How parents can support literacy at home
Learning English (or any other language) is about improving our communication skills. We do this by talking, listening, reading and writing.
As parents, we can help to develop our children's English skills by making language learning part of everyday life.
Help with talk
Talk underpins the development of reading and writing. Children need lots of opportunities to talk and to listen.
A wide oral vocabulary helps to develop confidence and is the key to your child developing as a writer.
Have a look at the suggested activities in Developing vocabulary for some ideas of enjoyable and amusing games that will help to extend your child's vocabulary. These include some well-known traditional games like 'I went shopping and I bought' as well as some new ideas.
- You might have a 'word of the week'. This could be a word you come across while reading with your child, or it might link with a current school project. How many times does each of you use the word, in the correct context, in a week?
- With older children, develop the word hunt further by looking up words with similar meanings using the internet or a thesaurus.
- Talk boxes/Chatterbox: have a 'special box' in which unusual objects are collected. They make a good talking point and this helps to develop imagination.
- Story boxes/sacks: many schools have ready-made story sacks that match a particular book and include a range of objects from the story. You might try gathering a few props for some favourite tales.
Link reading and writing
Schools try hard to make the link between reading and writing. They encourage children to 'read like a writer' so they can 'write for the reader'.
You can help to make these links more explicit when reading with and to your child. You can do this by:
- Reading a range of books to your child. Some of these could be more challenging texts than they'd manage alone. This will help develop vocabulary and language sophistication.
- Giving each character a different voice when you're reading. This is a good model for your child and makes the story more interesting.
- Pointing out words they may not have come across before and explaining what they mean.
Talk about books
Talk about the books you are sharing - discuss the characters and the story. If it's a picture book, it's important to discuss the pictures with your child. Authors and illustrators work very closely together and sometimes part of the story can actually be in the pictures rather than the text.

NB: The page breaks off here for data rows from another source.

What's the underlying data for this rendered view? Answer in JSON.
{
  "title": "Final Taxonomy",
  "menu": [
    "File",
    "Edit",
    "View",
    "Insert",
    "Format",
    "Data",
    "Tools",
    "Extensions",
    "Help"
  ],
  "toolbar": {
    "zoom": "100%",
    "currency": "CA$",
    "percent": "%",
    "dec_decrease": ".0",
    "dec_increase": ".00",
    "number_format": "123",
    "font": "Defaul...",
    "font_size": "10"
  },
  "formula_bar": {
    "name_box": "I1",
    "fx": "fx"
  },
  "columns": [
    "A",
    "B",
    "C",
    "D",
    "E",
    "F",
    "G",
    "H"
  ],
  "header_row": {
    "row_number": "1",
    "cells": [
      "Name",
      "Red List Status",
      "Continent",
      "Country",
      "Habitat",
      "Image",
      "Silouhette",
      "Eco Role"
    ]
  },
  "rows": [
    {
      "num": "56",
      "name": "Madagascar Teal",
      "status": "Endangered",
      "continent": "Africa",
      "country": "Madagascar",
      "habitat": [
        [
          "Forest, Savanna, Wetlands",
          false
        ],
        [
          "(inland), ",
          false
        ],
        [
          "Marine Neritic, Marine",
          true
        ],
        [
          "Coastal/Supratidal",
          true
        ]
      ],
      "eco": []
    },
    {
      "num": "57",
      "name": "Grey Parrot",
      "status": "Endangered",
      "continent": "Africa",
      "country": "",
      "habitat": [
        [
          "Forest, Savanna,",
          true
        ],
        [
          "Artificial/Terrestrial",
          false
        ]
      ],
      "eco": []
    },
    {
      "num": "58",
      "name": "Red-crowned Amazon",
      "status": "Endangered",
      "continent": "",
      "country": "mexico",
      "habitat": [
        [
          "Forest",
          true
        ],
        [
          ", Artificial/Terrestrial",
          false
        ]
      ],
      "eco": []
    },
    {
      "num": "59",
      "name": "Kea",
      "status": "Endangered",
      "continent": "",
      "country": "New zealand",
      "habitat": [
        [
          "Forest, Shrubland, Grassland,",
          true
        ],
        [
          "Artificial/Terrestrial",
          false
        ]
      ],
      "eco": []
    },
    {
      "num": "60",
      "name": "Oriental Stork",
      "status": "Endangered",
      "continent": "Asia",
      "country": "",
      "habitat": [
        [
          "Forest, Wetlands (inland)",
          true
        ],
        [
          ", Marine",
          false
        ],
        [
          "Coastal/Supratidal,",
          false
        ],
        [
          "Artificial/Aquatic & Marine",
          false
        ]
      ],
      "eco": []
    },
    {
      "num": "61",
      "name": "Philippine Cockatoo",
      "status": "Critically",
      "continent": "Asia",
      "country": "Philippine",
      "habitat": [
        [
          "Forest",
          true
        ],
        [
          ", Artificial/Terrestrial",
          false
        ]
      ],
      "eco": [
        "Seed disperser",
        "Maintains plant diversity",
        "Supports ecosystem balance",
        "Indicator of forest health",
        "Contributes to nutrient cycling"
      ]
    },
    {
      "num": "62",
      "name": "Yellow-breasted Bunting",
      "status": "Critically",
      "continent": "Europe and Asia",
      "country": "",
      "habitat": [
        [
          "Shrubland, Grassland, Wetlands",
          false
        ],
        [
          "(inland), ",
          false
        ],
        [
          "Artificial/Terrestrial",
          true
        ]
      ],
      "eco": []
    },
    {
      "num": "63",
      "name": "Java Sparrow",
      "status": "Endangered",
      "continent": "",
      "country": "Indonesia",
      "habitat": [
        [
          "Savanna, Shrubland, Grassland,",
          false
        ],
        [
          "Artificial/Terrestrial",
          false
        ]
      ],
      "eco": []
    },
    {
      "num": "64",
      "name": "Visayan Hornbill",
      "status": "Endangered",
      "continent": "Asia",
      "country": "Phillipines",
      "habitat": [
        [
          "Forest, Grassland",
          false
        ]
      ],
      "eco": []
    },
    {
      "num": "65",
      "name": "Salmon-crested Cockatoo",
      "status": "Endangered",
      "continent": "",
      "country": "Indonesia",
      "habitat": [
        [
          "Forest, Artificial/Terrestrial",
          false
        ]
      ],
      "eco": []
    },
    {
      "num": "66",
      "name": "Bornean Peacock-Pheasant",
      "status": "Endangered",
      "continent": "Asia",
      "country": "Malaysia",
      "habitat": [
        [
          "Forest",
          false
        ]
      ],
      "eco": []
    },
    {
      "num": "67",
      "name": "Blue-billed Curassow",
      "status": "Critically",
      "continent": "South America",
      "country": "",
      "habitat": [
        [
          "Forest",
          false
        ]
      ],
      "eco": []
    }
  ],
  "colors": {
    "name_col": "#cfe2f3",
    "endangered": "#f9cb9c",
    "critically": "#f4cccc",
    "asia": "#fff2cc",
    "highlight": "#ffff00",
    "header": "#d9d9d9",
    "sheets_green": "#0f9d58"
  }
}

Several author/illustrators play 'games' with the reader and have parallel stories - one in the text, the other in the pictures.
Some examples of questions you could ask when talking about books with younger children are:
- What do you think will happen next?
- Which part of the story did you like best? Why's that?
- Who is your favourite character? Why?
If it is an information book, you could ask your child to tell you two new facts they have found. Perhaps they could ask you a question and you could find the information in the book. This is much harder to do but it helps children to think about the information they've read.
For older children, you may want to ask them more detailed questions. You might also want to talk with them about how the writer keeps us reading. How does he/she keep us guessing? Why do we want to find out what happens?
Some other possible questions for fiction books are:
- Who is the most important character in the story?
- What sort of character is he/she?
- Where does the story take place? Is the setting an important part of the story? Why/why not?
- What are the problems in this story? How do they get sorted out?
For non-fiction books:
- What's the purpose of this book?
- Why would you read it?
- How has the author organised the material in the book?
- What could you find out from this book?
- How do you know if the information is accurate?
Visit the library regularly and encourage your child to borrow a range of books including fiction, non-fiction and poetry, as well as DVDs and CDs, which you can discuss.